宅建試験過去問題 平成19年試験 問42(改題)

問42

宅地建物取引業者A(消費税課税事業者)は、B所有の建物について、B及びCから媒介の依頼を受け、Bを貸主、Cを借主とする定期借家契約を成立させた。この場合における次の記述のうち、宅地建物取引業法の規定によれば、正しいものはどれか。なお、1か月分の借賃は13万円、保証金(Cの退去時にCに全額返還されるものとする。)は300万円とする。
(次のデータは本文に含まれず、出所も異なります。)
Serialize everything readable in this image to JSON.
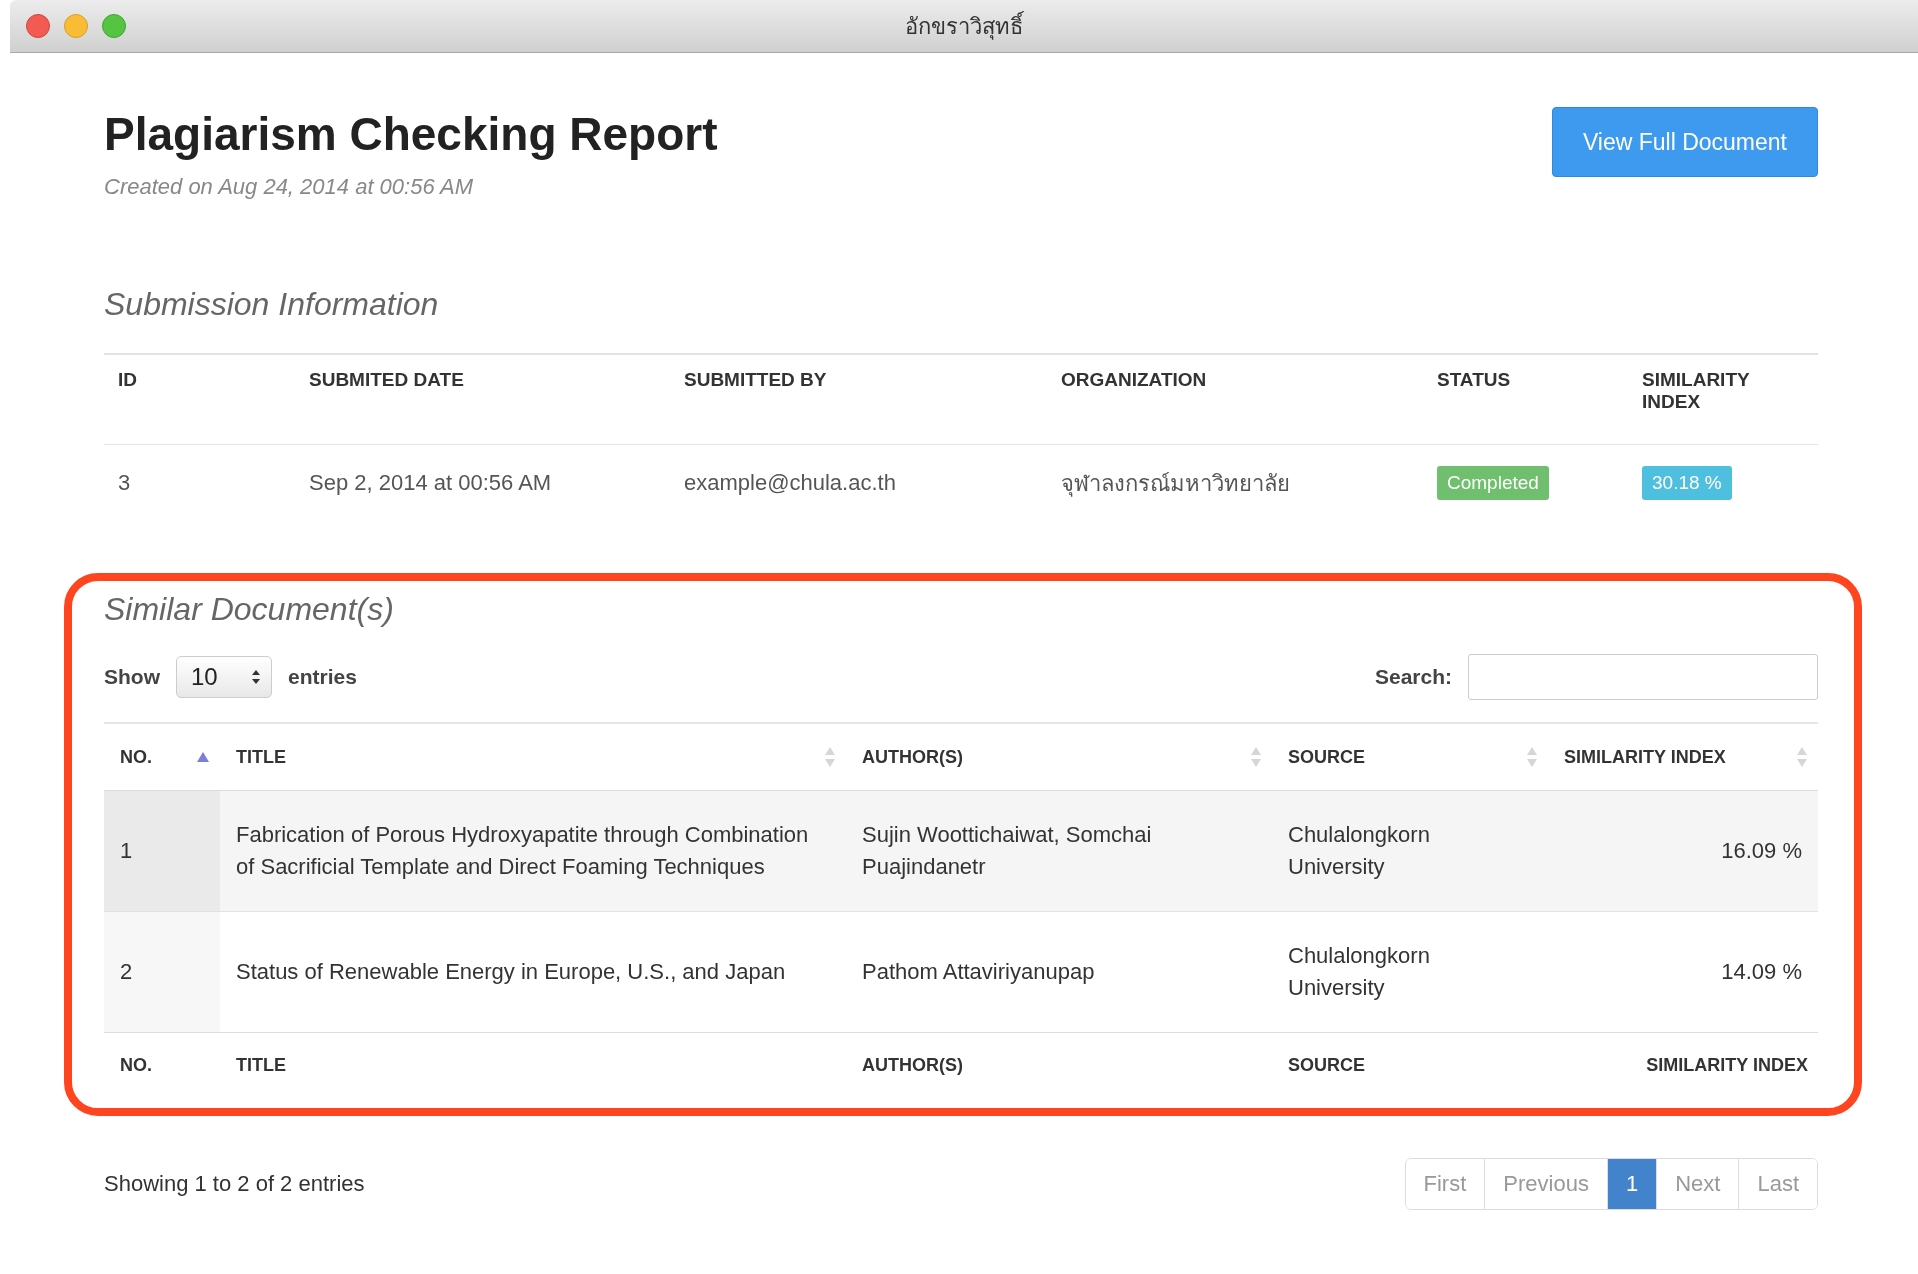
{
  "window": {
    "title": "อักขราวิสุทธิ์"
  },
  "header": {
    "title": "Plagiarism Checking Report",
    "created": "Created on Aug 24, 2014 at 00:56 AM",
    "button": "View Full Document"
  },
  "submission": {
    "heading": "Submission Information",
    "columns": [
      "ID",
      "SUBMITED DATE",
      "SUBMITTED BY",
      "ORGANIZATION",
      "STATUS",
      "SIMILARITY INDEX"
    ],
    "row": [
      {
        "kind": "text",
        "text": "3"
      },
      {
        "kind": "text",
        "text": "Sep 2, 2014 at 00:56 AM"
      },
      {
        "kind": "text",
        "text": "example@chula.ac.th"
      },
      {
        "kind": "text",
        "text": "จุฬาลงกรณ์มหาวิทยาลัย"
      },
      {
        "kind": "status",
        "text": "Completed"
      },
      {
        "kind": "percent",
        "text": "30.18 %"
      }
    ]
  },
  "similar": {
    "heading": "Similar Document(s)",
    "highlighted": true,
    "show_label": "Show",
    "page_size": "10",
    "entries_label": "entries",
    "search_label": "Search:",
    "columns": [
      {
        "label": "NO.",
        "sorted": true
      },
      {
        "label": "TITLE",
        "sorted": false
      },
      {
        "label": "AUTHOR(S)",
        "sorted": false
      },
      {
        "label": "SOURCE",
        "sorted": false
      },
      {
        "label": "SIMILARITY INDEX",
        "sorted": false
      }
    ],
    "rows": [
      [
        "1",
        "Fabrication of Porous Hydroxyapatite through Combination of Sacrificial Template and Direct Foaming Techniques",
        "Sujin Woottichaiwat, Somchai Puajindanetr",
        "Chulalongkorn University",
        "16.09 %"
      ],
      [
        "2",
        "Status of Renewable Energy in Europe, U.S., and Japan",
        "Pathom Attaviriyanupap",
        "Chulalongkorn University",
        "14.09 %"
      ]
    ],
    "footer_columns": [
      "NO.",
      "TITLE",
      "AUTHOR(S)",
      "SOURCE",
      "SIMILARITY INDEX"
    ]
  },
  "info": "Showing 1 to 2 of 2 entries",
  "pagination": [
    {
      "label": "First",
      "selected": false,
      "disabled": true
    },
    {
      "label": "Previous",
      "selected": false,
      "disabled": true
    },
    {
      "label": "1",
      "selected": true,
      "disabled": false
    },
    {
      "label": "Next",
      "selected": false,
      "disabled": true
    },
    {
      "label": "Last",
      "selected": false,
      "disabled": true
    }
  ]
}
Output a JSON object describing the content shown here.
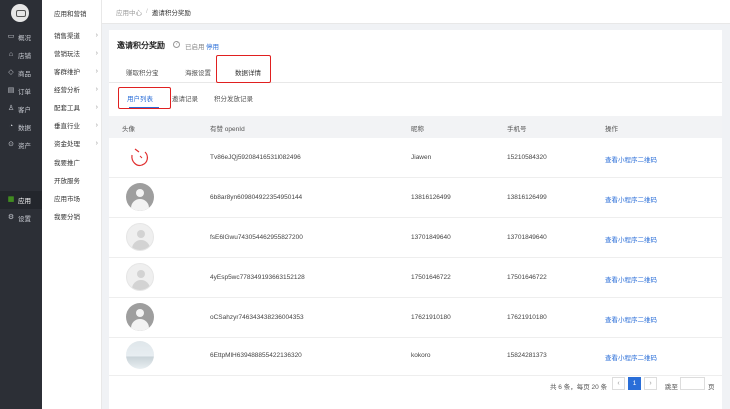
{
  "sidebar": {
    "items": [
      {
        "icon": "monitor-icon",
        "label": "概况"
      },
      {
        "icon": "store-icon",
        "label": "店铺"
      },
      {
        "icon": "tag-icon",
        "label": "商品"
      },
      {
        "icon": "order-icon",
        "label": "订单"
      },
      {
        "icon": "user-icon",
        "label": "客户"
      },
      {
        "icon": "chart-icon",
        "label": "数据"
      },
      {
        "icon": "asset-icon",
        "label": "资产"
      },
      {
        "icon": "apps-icon",
        "label": "应用"
      },
      {
        "icon": "gear-icon",
        "label": "设置"
      }
    ]
  },
  "subnav": {
    "title": "应用和营销",
    "items": [
      {
        "label": "销售渠道",
        "arrow": "›"
      },
      {
        "label": "营销玩法",
        "arrow": "›"
      },
      {
        "label": "客群维护",
        "arrow": "›"
      },
      {
        "label": "经营分析",
        "arrow": "›"
      },
      {
        "label": "配套工具",
        "arrow": "›"
      },
      {
        "label": "垂直行业",
        "arrow": "›"
      },
      {
        "label": "资金处理",
        "arrow": "›"
      },
      {
        "label": "我要推广",
        "arrow": ""
      },
      {
        "label": "开放服务",
        "arrow": ""
      },
      {
        "label": "应用市场",
        "arrow": ""
      },
      {
        "label": "我要分销",
        "arrow": ""
      }
    ]
  },
  "breadcrumb": {
    "parent": "应用中心",
    "separator": "/",
    "current": "邀请积分奖励"
  },
  "header": {
    "title": "邀请积分奖励",
    "status": "已启用",
    "action": "停用"
  },
  "tabs": [
    {
      "label": "赚取积分宝"
    },
    {
      "label": "海报设置"
    },
    {
      "label": "数据详情"
    }
  ],
  "subtabs": [
    {
      "label": "用户列表"
    },
    {
      "label": "邀请记录"
    },
    {
      "label": "积分发放记录"
    }
  ],
  "table": {
    "headers": [
      "头像",
      "有赞 openId",
      "昵称",
      "手机号",
      "操作"
    ],
    "rows": [
      {
        "avatar": "sketch",
        "openid": "Tv86eJQj59208416531l082496",
        "nick": "Jiawen",
        "phone": "15210584320",
        "action": "查看小程序二维码"
      },
      {
        "avatar": "dark",
        "openid": "6b8ar8yn609804922354950144",
        "nick": "13816126499",
        "phone": "13816126499",
        "action": "查看小程序二维码"
      },
      {
        "avatar": "light",
        "openid": "fsE6lGwu743054462955827200",
        "nick": "13701849640",
        "phone": "13701849640",
        "action": "查看小程序二维码"
      },
      {
        "avatar": "light",
        "openid": "4yEsp5wc778349193663152128",
        "nick": "17501646722",
        "phone": "17501646722",
        "action": "查看小程序二维码"
      },
      {
        "avatar": "dark",
        "openid": "oCSahzyr746343438236004353",
        "nick": "17621910180",
        "phone": "17621910180",
        "action": "查看小程序二维码"
      },
      {
        "avatar": "scene",
        "openid": "6EttpMlH639488855422136320",
        "nick": "kokoro",
        "phone": "15824281373",
        "action": "查看小程序二维码"
      }
    ]
  },
  "pagination": {
    "total_text": "共 6 条，每页 20 条",
    "prev": "‹",
    "current_page": "1",
    "next": "›",
    "jump_label": "跳至",
    "page_label": "页"
  },
  "colors": {
    "accent": "#2a6ed8",
    "highlight": "#e02020",
    "sidebar_bg": "#2c2f36",
    "active_icon": "#52c41a"
  }
}
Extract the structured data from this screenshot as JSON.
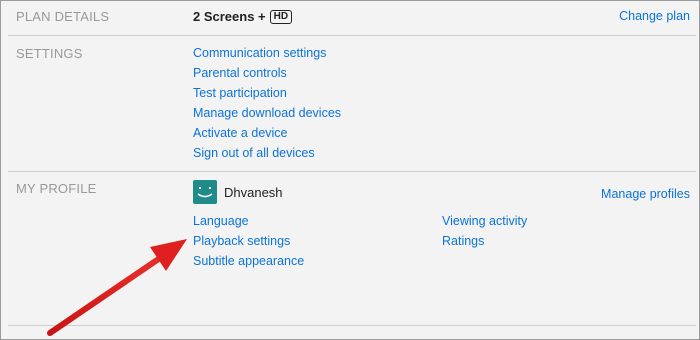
{
  "plan": {
    "label": "PLAN DETAILS",
    "screens": "2 Screens +",
    "quality_badge": "HD",
    "change_link": "Change plan"
  },
  "settings": {
    "label": "SETTINGS",
    "links": [
      "Communication settings",
      "Parental controls",
      "Test participation",
      "Manage download devices",
      "Activate a device",
      "Sign out of all devices"
    ]
  },
  "profile": {
    "label": "MY PROFILE",
    "name": "Dhvanesh",
    "manage_link": "Manage profiles",
    "left_links": [
      "Language",
      "Playback settings",
      "Subtitle appearance"
    ],
    "right_links": [
      "Viewing activity",
      "Ratings"
    ],
    "avatar_color": "#1f8b8b"
  },
  "annotation": {
    "arrow_color": "#e0201e"
  }
}
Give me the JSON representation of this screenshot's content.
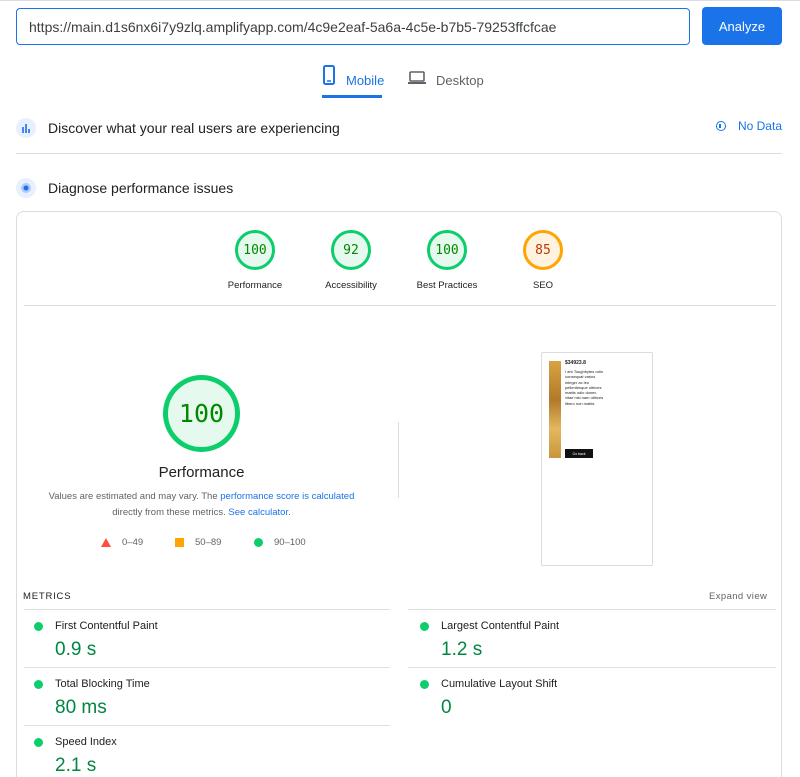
{
  "search": {
    "url": "https://main.d1s6nx6i7y9zlq.amplifyapp.com/4c9e2eaf-5a6a-4c5e-b7b5-79253ffcfcae",
    "analyze_label": "Analyze"
  },
  "tabs": [
    {
      "label": "Mobile",
      "icon": "smartphone-icon",
      "active": true
    },
    {
      "label": "Desktop",
      "icon": "laptop-icon",
      "active": false
    }
  ],
  "discover": {
    "title": "Discover what your real users are experiencing",
    "no_data": "No Data"
  },
  "diagnose": {
    "title": "Diagnose performance issues"
  },
  "scores": [
    {
      "label": "Performance",
      "value": "100"
    },
    {
      "label": "Accessibility",
      "value": "92"
    },
    {
      "label": "Best Practices",
      "value": "100"
    },
    {
      "label": "SEO",
      "value": "85"
    }
  ],
  "performance": {
    "score": "100",
    "label": "Performance",
    "explain_prefix": "Values are estimated and may vary. The ",
    "explain_link": "performance score is calculated",
    "explain_mid": " directly from these metrics. ",
    "explain_link2": "See calculator",
    "explain_suffix": "."
  },
  "legend": {
    "poor": "0–49",
    "average": "50–89",
    "good": "90–100"
  },
  "colors": {
    "accent": "#1a73e8",
    "good": "#0cce6b",
    "average": "#ffa400",
    "poor": "#ff4e42"
  },
  "screenshot": {
    "title": "$34923.8",
    "text": "I am Toughbytes odio consequat varius integer ac leo pellentesque ultrices mattis odio donec vitae nisi nam ultrices libero non mattis",
    "button": "Go back"
  },
  "metrics": {
    "heading": "METRICS",
    "expand": "Expand view",
    "items": [
      {
        "label": "First Contentful Paint",
        "value": "0.9 s"
      },
      {
        "label": "Largest Contentful Paint",
        "value": "1.2 s"
      },
      {
        "label": "Total Blocking Time",
        "value": "80 ms"
      },
      {
        "label": "Cumulative Layout Shift",
        "value": "0"
      },
      {
        "label": "Speed Index",
        "value": "2.1 s"
      }
    ]
  }
}
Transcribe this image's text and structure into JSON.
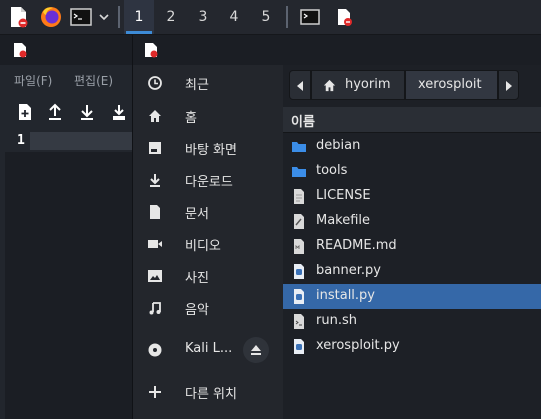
{
  "taskbar": {
    "workspaces": [
      "1",
      "2",
      "3",
      "4",
      "5"
    ],
    "active_workspace": "1",
    "accent": "#3d8bd6"
  },
  "editor": {
    "menus": [
      "파일(F)",
      "편집(E)"
    ],
    "line_numbers": [
      "1"
    ]
  },
  "places": [
    {
      "icon": "clock-icon",
      "label": "최근"
    },
    {
      "icon": "home-icon",
      "label": "홈"
    },
    {
      "icon": "desktop-icon",
      "label": "바탕 화면"
    },
    {
      "icon": "download-icon",
      "label": "다운로드"
    },
    {
      "icon": "document-icon",
      "label": "문서"
    },
    {
      "icon": "video-icon",
      "label": "비디오"
    },
    {
      "icon": "picture-icon",
      "label": "사진"
    },
    {
      "icon": "music-icon",
      "label": "음악"
    },
    {
      "icon": "disc-icon",
      "label": "Kali L..."
    },
    {
      "icon": "plus-icon",
      "label": "다른 위치"
    }
  ],
  "pathbar": {
    "home_label": "hyorim",
    "current_label": "xerosploit"
  },
  "filelist": {
    "column_header": "이름",
    "selection_color": "#3568a8",
    "files": [
      {
        "name": "debian",
        "icon": "folder-icon"
      },
      {
        "name": "tools",
        "icon": "folder-icon"
      },
      {
        "name": "LICENSE",
        "icon": "text-file-icon"
      },
      {
        "name": "Makefile",
        "icon": "makefile-icon"
      },
      {
        "name": "README.md",
        "icon": "markdown-file-icon"
      },
      {
        "name": "banner.py",
        "icon": "python-file-icon"
      },
      {
        "name": "install.py",
        "icon": "python-file-icon",
        "selected": true
      },
      {
        "name": "run.sh",
        "icon": "shell-script-icon"
      },
      {
        "name": "xerosploit.py",
        "icon": "python-file-icon"
      }
    ]
  }
}
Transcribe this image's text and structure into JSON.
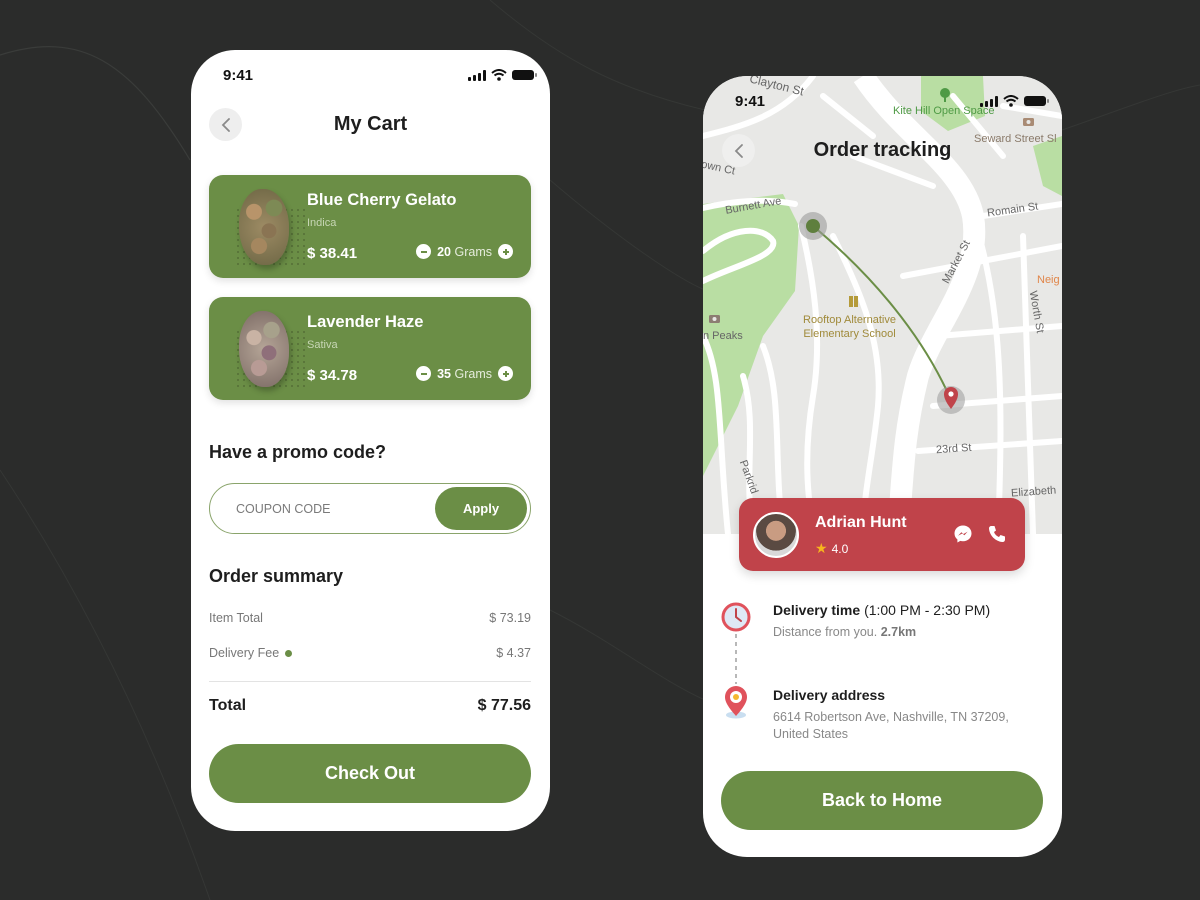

また、貸借の代理又は媒介をする宅地又は建物は長期の空家等には該当しない。
  1. 建物が店舗用である場合、AがCから受け取ることができる報酬の限度額は、154,000円である。
  2. Aは、媒介報酬の限度額のほかに、Bの依頼によらない通常の広告の料金に相当する額を報酬に合算して、Bから受け取ることができる。
  3. 建物が居住用である場合、AがB及びCから受け取ることができる報酬の限度額は、B及びCの承諾を得ているときを除き、それぞれ71,500円である。
  4. 定期借家契約の契約期間が終了した直後に、AがBC間の定期借家契約の再契約を成立させた場合にAが受け取る報酬については、宅地建物取引業法の規定は適用されない。

正解 3

問題難易度
肢121.1%
肢26.9%
肢359.5%
肢412.5%

解説

  1. 誤り。居住用建物以外の貸借において売買代金とみなすことができる権利金は、返還を要しないものに限られます。本肢の保証金は全額返還予定なので、みなし計算を行うことはできません。通常どおり「借賃1月分+消費税」が報酬限度額となるため、「13万円×1.1=14万3,000円」が上限です。
  2. 誤り。法定の報酬限度額とは別に受領することができるのは、依頼者からの依頼によって行う特別な広告料金や物件調査に係る特別費用などに限定されています。通常の広告費用、通常の物件調査費用は宅地建物取引業者の負担となるので、依頼の有無にかかわらず、その料金を報酬に加算して受領することはできません(解釈運用-34条の2関係6⑤)。
    指定流通機構への情報登録はもちろんのこと、通常の広告、物件の調査等のための費用は、宅地建物取引業者の負担となる。
  3. [正しい]。賃借の代理・媒介では、依頼者の双方から受領できる報酬の合計額は「借賃1月分+消費税」が上限です。また、居住用建物の貸借では依頼者の承諾を得ている場合を除き、一方の依頼者から受けることができる報酬額は「借賃0.5月分+消費税」に制限されます。本肢は居住用建物の媒介なので、依頼者の承諾がある場合を除き、依頼者の一方から受領できる報酬額は「13万円÷2×1.1=71,500円」が上限となります。
  4. 誤り。定期建物賃貸借では契約の更新がないため、終了後の再契約は新規契約として扱われます。この再契約を媒介等した宅地建物取引業者が受け取る報酬も、新規契約と同じ報酬規制に従うこととなります(解釈運用-46条1項関係)。
    定期建物賃貸借の再契約に関して宅地建物取引業者が受けることのできる報酬についても、新規の契約と同様に昭和45年建設省告示の規定が適用されることとなる。
したがって正しい記述は[3]です。